Thursday, July 30, 2009

Starlight.


This has been a rough month. I don't mind so much, I'm used to rough months. But it bothers me when the more abrasive side of life brushes up against my kids, and it has done so with a vengeance this month.
Not so long ago we lost a pretty special family pet, and the kids fell apart. Last month we had one of my wife's relatives pass away. She was a woman with respiratory problems, incurable, and it was a long time coming. Janet had helped this woman bring home a rabbit that had been abandoned because it too had respiratory problems...incurable. The kids loved visiting the rabbit, and this woman's wish was for us to take the rabbit, which we did.
My oldest daughter in particular really took to the rabbit, and bonded with it.
Then at the beginning of this month, we found out that we are losing our home back to it's original owner and have to move. This means the kids will be losing all that they know in the way of community outside of the family in a few days from now.
We started packing, which raised a lot of dust, which in turn aggravated the rabbit's condition.
Long story short, the rabbit only lived about 2 more weeks and it died too.
My oldest girl was absolutely devastated.
I took the kids out to a local hillside the night after burying the rabbit and we laid on the ground and looked at the stars and talked about the rabbit.

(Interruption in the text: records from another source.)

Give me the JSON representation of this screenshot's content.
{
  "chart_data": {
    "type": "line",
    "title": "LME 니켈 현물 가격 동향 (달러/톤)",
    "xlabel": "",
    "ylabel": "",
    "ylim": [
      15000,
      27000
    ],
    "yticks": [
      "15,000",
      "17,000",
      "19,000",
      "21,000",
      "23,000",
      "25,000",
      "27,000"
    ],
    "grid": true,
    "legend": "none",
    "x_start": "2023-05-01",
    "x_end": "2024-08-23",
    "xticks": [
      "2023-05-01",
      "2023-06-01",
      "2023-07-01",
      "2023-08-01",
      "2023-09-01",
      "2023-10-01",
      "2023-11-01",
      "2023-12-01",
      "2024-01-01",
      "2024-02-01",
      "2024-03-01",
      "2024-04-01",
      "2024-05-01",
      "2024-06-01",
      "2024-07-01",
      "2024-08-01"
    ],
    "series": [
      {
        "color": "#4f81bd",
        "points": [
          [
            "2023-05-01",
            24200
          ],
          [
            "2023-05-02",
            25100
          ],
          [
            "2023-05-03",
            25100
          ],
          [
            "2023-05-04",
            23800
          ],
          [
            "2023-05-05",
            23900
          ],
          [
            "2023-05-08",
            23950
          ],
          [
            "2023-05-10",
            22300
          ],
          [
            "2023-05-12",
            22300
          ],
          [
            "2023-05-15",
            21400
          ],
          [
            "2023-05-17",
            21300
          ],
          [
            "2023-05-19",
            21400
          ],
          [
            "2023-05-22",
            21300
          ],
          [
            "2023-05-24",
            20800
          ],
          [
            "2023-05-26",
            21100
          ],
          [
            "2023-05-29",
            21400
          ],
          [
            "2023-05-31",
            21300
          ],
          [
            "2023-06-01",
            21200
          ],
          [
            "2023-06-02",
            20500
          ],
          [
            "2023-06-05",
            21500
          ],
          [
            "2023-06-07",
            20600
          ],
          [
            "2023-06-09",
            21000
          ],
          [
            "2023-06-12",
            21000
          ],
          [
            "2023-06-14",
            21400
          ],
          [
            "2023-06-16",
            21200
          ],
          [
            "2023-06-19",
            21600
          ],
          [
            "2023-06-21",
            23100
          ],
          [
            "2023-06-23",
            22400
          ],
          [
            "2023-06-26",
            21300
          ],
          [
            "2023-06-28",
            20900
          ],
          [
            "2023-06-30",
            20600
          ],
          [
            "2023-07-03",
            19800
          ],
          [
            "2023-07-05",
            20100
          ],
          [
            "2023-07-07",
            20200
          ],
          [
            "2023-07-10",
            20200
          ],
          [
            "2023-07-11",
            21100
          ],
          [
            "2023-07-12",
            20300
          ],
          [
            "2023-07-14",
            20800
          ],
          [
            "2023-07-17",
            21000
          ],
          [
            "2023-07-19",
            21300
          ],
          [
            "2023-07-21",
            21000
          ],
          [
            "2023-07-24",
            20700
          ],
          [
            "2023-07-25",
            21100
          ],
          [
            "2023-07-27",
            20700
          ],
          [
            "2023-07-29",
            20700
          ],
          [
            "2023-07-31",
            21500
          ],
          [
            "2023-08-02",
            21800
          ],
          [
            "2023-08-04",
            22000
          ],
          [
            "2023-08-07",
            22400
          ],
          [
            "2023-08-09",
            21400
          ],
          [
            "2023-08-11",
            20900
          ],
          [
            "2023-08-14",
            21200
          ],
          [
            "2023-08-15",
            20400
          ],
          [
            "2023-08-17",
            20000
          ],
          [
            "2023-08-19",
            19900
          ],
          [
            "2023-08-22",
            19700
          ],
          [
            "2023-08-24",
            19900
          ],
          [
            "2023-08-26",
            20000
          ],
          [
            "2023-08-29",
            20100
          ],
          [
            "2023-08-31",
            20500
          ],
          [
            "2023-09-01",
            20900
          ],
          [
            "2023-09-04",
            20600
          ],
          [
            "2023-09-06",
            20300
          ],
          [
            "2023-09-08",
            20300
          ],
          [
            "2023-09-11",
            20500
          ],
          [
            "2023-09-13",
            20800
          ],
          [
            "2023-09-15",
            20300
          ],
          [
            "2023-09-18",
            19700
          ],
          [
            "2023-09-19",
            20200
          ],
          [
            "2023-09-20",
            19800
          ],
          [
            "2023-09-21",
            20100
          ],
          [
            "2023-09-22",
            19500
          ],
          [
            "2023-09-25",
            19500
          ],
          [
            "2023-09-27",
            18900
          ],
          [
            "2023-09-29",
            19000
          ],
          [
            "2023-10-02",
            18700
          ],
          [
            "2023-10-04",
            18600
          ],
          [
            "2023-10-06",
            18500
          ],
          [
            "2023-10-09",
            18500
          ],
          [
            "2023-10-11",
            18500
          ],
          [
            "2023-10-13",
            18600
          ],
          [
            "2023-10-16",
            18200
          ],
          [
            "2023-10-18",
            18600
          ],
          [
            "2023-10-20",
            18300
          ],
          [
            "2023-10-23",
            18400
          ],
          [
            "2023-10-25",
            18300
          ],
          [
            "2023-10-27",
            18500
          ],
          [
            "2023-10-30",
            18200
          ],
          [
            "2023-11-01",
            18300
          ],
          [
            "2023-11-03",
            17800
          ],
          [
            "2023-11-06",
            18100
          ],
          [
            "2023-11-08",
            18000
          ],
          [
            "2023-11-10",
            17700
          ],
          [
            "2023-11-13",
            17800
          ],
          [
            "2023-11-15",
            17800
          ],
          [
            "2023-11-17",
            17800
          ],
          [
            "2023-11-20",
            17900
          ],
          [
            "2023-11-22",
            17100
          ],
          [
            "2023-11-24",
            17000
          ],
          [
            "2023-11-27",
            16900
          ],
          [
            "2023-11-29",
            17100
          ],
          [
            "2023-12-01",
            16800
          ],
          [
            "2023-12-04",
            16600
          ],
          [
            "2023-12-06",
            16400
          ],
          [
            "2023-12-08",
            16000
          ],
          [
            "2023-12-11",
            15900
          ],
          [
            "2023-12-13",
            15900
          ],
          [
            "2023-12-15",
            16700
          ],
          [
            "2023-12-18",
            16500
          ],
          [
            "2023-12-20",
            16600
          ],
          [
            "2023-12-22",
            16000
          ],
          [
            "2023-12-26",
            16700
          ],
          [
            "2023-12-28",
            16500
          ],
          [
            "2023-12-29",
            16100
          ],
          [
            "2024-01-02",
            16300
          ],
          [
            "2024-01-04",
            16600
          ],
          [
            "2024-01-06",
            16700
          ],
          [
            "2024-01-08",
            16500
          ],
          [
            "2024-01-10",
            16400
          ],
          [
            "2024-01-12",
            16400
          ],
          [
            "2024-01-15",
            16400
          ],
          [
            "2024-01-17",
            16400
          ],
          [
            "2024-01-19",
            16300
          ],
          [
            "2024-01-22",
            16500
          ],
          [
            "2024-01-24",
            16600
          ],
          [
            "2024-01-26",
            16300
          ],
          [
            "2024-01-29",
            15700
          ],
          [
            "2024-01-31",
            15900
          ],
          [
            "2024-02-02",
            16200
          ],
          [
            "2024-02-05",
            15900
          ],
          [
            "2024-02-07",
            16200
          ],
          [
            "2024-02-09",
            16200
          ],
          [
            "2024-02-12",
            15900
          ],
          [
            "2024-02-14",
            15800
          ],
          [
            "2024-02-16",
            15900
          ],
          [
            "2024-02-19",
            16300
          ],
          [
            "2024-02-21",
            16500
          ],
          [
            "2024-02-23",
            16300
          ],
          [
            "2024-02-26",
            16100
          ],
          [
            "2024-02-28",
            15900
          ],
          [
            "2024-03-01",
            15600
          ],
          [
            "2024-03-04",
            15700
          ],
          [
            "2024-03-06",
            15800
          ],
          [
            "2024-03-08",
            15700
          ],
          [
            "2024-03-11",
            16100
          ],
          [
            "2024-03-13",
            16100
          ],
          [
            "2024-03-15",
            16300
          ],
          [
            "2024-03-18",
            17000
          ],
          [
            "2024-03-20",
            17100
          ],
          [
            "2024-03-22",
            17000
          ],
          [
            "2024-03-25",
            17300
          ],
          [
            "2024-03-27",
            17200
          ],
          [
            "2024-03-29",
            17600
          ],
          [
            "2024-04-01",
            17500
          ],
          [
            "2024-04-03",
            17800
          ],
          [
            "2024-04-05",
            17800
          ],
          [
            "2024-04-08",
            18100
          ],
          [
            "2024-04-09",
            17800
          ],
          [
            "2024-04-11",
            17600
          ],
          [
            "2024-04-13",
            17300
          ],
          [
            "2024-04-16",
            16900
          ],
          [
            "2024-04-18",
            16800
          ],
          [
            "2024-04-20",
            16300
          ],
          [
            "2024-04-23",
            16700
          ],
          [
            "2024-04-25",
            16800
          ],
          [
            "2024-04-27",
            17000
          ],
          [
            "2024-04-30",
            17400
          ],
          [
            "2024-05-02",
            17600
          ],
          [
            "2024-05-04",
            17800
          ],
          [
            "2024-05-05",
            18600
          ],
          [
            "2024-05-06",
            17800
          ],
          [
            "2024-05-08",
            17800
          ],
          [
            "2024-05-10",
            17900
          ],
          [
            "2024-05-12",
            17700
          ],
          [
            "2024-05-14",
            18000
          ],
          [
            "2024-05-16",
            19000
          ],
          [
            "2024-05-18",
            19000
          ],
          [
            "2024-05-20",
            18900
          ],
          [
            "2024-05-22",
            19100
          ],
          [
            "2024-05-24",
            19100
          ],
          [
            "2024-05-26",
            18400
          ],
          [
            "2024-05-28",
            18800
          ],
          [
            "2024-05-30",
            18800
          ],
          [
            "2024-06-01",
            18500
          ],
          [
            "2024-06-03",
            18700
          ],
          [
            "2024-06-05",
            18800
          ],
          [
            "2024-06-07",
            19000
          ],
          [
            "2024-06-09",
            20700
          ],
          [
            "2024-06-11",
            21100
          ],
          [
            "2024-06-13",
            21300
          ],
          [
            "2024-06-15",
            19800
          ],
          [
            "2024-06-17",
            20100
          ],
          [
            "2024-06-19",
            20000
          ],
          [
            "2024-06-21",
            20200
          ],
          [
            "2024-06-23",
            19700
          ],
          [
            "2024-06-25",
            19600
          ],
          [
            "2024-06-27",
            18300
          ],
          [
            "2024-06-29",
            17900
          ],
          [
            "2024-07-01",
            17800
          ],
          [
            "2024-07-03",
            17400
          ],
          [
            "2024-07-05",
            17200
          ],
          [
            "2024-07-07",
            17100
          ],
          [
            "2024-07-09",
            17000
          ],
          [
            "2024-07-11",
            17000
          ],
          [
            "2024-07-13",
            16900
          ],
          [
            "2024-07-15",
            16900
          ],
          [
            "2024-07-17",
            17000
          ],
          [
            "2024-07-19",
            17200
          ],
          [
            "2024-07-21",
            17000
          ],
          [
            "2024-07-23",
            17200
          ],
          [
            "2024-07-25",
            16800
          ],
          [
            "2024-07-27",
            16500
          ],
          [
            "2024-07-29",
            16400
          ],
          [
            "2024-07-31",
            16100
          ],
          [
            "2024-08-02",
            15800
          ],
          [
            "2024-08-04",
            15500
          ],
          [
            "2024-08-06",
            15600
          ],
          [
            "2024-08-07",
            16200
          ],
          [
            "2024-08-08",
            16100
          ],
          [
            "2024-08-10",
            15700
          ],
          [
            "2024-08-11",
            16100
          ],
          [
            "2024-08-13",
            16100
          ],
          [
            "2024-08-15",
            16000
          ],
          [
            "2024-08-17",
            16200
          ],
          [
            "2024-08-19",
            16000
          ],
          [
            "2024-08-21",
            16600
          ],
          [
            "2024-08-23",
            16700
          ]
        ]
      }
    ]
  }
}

I rambled on about starlight, about how the light we're seeing left most of the stars we see millions of years ago, and that what we're really seeing up there isn't happening anymore. I told them that light is made up of little photons, and that when we see light, it's actually these little photons that have travelled for millions of years hitting our eyes. I told them that this makes us a part of every star in the sky, and it makes every star in the sky a part of us, and following along on that train of thought, every one of us is a part of one another, whether animal, mineral, vegetable or light, living or dead.
I talked about eternity and infinity and Gods and afterlives and tried to put a positive spin on it, and the kids were buying it and feeling better. In the back of my mind though I was pissed at the universe, pissed at life, pissed at everything, and I felt the rage that every parent feels whenever their kids feel pain.
Then my daughter said something to me about light.
"Dad, did you know that moths aren't actually attracted to light? They're attracted to pitch black, and the blackest point is always right behind a light."
Every once in a while you hear something that gives you a complete paradigm shift in the blink of an eye, a little lightning bolt of enlightenment that shakes your very foundations, and for me this was one of those moments. It occurred to me that if the darkest point is right behind the light, it follows that the brightest light is right behind the darkness. Smart kid.